Cientistas identificam três variações genéticas associadas à esquizofrenia

Londres, 30 jul (EFE).- A colaboração entre cientistas de todo o mundo permitiu a identificação de três variações genéticas fortemente vinculadas à esquizofrenia, segundo explicam em três artigos da revista científica Nature.

EFE |

A esquizofrenia é uma doença mental grave difícil de ser diagnosticada. Ela afeta 1% da população e é caracterizada por alucinações e delírios.

A influência genética em seu desenvolvimento varia entre 73% e 90%, mas os genes e as regiões dos cromossomos envolvidos ainda são um mistério. Além disso, a complexidade dos sintomas e a influência do ambiente criaram ainda mais dificuldades na obtenção de conclusões.

As pesquisas publicadas hoje identificam duas variações genéticas no cromossomo 15 e uma no cromossomo 1, que aumentam o risco de desenvolvimento da esquizofrenia.

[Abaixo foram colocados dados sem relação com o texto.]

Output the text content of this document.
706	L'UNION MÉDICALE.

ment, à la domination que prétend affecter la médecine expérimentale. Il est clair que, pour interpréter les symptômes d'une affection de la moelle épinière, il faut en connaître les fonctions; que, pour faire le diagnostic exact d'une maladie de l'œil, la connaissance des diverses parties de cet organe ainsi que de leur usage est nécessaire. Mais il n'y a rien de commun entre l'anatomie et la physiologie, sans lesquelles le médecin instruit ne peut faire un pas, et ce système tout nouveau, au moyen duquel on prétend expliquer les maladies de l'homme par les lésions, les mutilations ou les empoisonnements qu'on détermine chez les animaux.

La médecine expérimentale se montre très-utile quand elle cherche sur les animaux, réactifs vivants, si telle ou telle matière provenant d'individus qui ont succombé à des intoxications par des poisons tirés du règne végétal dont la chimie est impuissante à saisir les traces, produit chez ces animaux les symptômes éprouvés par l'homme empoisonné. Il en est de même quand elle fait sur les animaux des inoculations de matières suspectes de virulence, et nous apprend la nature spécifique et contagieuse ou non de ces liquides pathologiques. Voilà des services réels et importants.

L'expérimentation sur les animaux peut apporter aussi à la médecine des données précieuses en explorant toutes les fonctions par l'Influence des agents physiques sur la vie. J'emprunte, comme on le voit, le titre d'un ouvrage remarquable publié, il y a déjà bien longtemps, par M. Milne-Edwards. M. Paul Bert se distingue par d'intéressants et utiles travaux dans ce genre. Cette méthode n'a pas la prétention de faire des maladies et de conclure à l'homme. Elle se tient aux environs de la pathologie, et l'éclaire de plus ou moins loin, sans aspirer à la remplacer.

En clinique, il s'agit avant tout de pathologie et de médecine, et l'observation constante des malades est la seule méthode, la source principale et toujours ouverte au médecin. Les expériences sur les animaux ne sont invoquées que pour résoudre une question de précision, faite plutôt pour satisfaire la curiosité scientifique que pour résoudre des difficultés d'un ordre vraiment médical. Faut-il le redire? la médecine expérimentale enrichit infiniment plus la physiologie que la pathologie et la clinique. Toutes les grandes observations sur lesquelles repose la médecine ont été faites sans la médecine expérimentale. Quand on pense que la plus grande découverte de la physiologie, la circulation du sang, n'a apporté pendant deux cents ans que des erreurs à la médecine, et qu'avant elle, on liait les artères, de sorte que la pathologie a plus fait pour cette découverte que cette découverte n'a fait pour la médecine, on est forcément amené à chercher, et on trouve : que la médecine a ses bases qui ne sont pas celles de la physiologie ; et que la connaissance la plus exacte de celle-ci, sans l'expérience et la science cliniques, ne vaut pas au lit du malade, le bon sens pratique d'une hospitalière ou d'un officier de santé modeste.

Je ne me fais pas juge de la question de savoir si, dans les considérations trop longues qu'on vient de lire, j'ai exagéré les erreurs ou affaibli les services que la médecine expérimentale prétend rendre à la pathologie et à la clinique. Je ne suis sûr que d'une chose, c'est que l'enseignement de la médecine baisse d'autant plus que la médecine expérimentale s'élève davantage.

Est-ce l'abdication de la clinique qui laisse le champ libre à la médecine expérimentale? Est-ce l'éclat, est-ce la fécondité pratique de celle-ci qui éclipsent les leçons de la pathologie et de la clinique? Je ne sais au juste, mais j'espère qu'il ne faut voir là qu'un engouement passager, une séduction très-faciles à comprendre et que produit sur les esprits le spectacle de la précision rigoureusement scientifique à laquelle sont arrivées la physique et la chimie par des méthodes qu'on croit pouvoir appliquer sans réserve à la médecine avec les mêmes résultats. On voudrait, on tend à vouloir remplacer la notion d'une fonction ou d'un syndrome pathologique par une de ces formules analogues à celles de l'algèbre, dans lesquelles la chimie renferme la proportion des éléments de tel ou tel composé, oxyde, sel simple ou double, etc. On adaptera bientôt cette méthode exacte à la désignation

Após comparar o genoma de milhares de pacientes com esquizofrenia e de indivíduos saudáveis, os pesquisadores descobriram que os doentes apresentavam 15% mais variações em três áreas localizadas nos cromossomos 15 e 1.

Além disso, os especialistas confirmaram que uma supressão já conhecida no cromossomo 22 também influencia no desenvolvimento da doença.

O desafio agora é descobrir qual é a influência exata que essas mudanças nos genes têm na esquizofrenia e como atuam para que a doença se manifeste.

Já a terceira pesquisa publicada pela "Nature" mostra a relação entre a doença e as mudanças nos nucleotídeos do DNA. Os pesquisadores apontam uma variante próxima ao gene ZNF804A, que codifica uma proteína que poderia regular a expressão de outros genes.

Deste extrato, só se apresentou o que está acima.